Он затряс головой, выставил перед собой руку, но ничего не стал говорить. Женщина вошла в комнату, отшвыривая босой ногой забытый дочерью браслет, опустилась рядом с постелью Убога и грузно села, натягивая на коленях рубаху.
– Я, – сказал он.
– Молчи! Тот, кто сделал шрамы, наверное, хотел вырвать твое поганое сердце! Жаль, что не вырвал…
Осматривая его, потянулась, становясь на колени, точно так же, как недавно молодая и стройная дочь, и Убог увидел, как в вырезе рубашки смутно колыхнулись большие груди. Понурил голову, пока Карса, как слепая, гладила его по согнутым плечам, водила по бокам и, скользнув рукой к низу живота, остановилась. Засмеялась хрипло:
– Что? Так и будешь сидеть ровно баран на вертеле? Ты мне ничего не должен. Ты мне все от-ра-ботал…
– А я не отдаю тебе долги, добрая, – мягко ответил. Взяв ее неживую руку, приложил к шраму на груди, – оставь злые мысли. Послушай мое сердце. Оно лжет?
Его сердце, сердце сильного молодого мужчины билось размеренно и ровно. Рука женщины дрогнула, прижимаясь к шраму.
– Она… она пришла к тебе сама, да? Только что? Змея, выползшая из меня!
– Нет, добрая. Она – это ты. Время разнесло вас, как ветер разносит шары травы-странника. И они катятся, одним путем, не догоняя и не теряя друг друга. Вы обе и солнца и змеи. Любимы мной.
Карса смотрела, не слушая, как в полумраке шевелятся его губы, которые она с первого дня представляла себе, ложась на сундук. Сказала, что был бы сын, а сама… Видела, как прижимается лицом к ее груди и открывает губы, ища сосок. И хотела увидеть детское личико, но видела лишь его – со скулами, покрытыми короткой русой бородой. Какие уж тут мысли – о сыне…

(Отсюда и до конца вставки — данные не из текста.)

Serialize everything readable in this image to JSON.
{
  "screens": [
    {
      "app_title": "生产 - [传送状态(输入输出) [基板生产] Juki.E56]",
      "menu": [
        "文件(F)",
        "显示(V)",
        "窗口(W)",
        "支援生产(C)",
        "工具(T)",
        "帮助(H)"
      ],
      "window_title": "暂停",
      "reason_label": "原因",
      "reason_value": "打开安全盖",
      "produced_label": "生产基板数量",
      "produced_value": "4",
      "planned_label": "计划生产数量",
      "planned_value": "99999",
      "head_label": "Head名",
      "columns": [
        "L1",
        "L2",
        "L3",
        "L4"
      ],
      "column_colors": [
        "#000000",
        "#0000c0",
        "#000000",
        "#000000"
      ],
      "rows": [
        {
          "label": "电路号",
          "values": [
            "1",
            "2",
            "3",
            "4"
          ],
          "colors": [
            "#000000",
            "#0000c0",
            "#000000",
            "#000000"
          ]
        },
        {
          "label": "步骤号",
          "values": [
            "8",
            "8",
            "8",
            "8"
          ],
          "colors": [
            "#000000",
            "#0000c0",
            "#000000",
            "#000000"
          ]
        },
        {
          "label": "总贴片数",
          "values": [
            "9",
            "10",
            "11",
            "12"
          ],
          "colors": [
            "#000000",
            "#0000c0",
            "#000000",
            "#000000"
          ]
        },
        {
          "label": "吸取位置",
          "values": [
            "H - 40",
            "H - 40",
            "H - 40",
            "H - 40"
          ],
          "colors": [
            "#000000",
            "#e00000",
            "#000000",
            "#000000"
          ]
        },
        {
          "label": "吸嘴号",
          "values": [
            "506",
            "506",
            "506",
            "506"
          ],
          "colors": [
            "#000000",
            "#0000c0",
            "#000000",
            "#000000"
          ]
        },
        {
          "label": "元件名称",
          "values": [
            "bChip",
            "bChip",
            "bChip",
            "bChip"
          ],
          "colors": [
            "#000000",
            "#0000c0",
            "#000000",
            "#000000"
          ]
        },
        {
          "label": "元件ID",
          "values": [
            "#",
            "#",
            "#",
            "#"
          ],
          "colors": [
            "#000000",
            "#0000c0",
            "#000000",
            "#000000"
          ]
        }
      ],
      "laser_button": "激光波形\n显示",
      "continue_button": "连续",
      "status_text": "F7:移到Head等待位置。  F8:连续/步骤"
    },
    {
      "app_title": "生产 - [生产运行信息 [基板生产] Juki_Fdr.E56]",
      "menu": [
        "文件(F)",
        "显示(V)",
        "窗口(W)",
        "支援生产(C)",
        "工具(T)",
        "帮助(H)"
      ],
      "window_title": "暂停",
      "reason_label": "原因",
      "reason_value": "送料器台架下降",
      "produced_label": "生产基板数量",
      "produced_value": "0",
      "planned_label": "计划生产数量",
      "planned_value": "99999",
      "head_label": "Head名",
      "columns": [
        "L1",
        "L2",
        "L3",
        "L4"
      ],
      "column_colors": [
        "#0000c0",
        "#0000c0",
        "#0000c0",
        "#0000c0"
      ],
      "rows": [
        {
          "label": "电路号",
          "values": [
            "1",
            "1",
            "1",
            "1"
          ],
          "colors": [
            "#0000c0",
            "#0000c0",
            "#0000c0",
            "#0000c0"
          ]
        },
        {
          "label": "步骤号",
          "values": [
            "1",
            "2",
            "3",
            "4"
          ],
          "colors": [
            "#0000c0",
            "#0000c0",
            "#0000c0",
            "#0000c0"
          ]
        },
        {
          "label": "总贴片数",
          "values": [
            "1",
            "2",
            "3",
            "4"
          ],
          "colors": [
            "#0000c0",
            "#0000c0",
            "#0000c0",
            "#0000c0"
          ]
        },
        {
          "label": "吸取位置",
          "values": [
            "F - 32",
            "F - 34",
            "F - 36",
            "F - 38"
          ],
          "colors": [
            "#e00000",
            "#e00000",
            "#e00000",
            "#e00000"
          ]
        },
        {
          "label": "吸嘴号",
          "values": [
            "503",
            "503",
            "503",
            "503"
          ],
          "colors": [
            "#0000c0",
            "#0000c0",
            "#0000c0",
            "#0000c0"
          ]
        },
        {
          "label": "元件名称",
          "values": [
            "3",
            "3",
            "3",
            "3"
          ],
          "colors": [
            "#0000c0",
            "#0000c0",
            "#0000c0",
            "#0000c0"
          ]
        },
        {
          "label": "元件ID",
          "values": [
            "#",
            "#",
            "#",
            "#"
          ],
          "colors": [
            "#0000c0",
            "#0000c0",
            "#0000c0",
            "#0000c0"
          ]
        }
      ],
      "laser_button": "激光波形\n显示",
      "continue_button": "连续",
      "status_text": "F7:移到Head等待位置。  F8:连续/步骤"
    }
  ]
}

Тряхнула большой головой и отняла руку, высвобождая пальцы. Встала, следя, чтоб не кряхтеть от боли в коленях. Будничным голосом сказала:
– Спи. Зелию выгоню. Утром. Тебя не трону, будешь работать, как договорились.
– Нет, – безнадежно позвал в широкую спину Убог, – не надо. Это все я…
Внизу хлопнула дверь, он прислушался, боясь, что тишина разорвется женскими криками. Но Карса не соврала, утром так утром. И ночь продолжала течь над городом медленной рекой, неся на себе яркие звезды.
Подождав некоторое время, Убог тихо встал, натянул штаны и рубаху, забрал с лавки старую цитру, бережно завернутую в тряпицу. Неслышно ступая босыми ногами, спустился по лесенке на первый этаж. Постоял перед запертой на ночь уличной дверью. Узким коридорчиком, сдерживая дыхание, прокрался мимо тяжелых штор на двери в комнату Зелии. И вышел во внутренний дворик, залитый бледным голубым светом. Ровный песок сверкал, будто накрошенные алмазы. Муркнул кот, сидящий в засаде у куста лавра, подошел, отираясь о штанину, и Убог, нагнувшись, потрепал того по короткой жесткой шерсти. Подвинул к стене старую бочку и по ней, обдирая рубаху, перелез на широкую стену, утыканную торчащими битыми черепками.
41
– Помоги лошадей отогнать! Эй, певец!
Открывая глаза, Убог увидел над собой синее вечернее небо и рыжую, потемневшую от сумерек бороду купца. Тот, убедившись, что услышан, шевельнул бородой и исчез, затопав сбоку, ругнулся. Убог пощупал цитру, что лежала рядом, укутанная в тряпье, поднялся, спросонья неуклюже сползая с повозки. Хлопая глазами, сжал в руке сунутый кем-то повод. И пошел, таща упруго натянутый кожаный ремень, следом за работниками.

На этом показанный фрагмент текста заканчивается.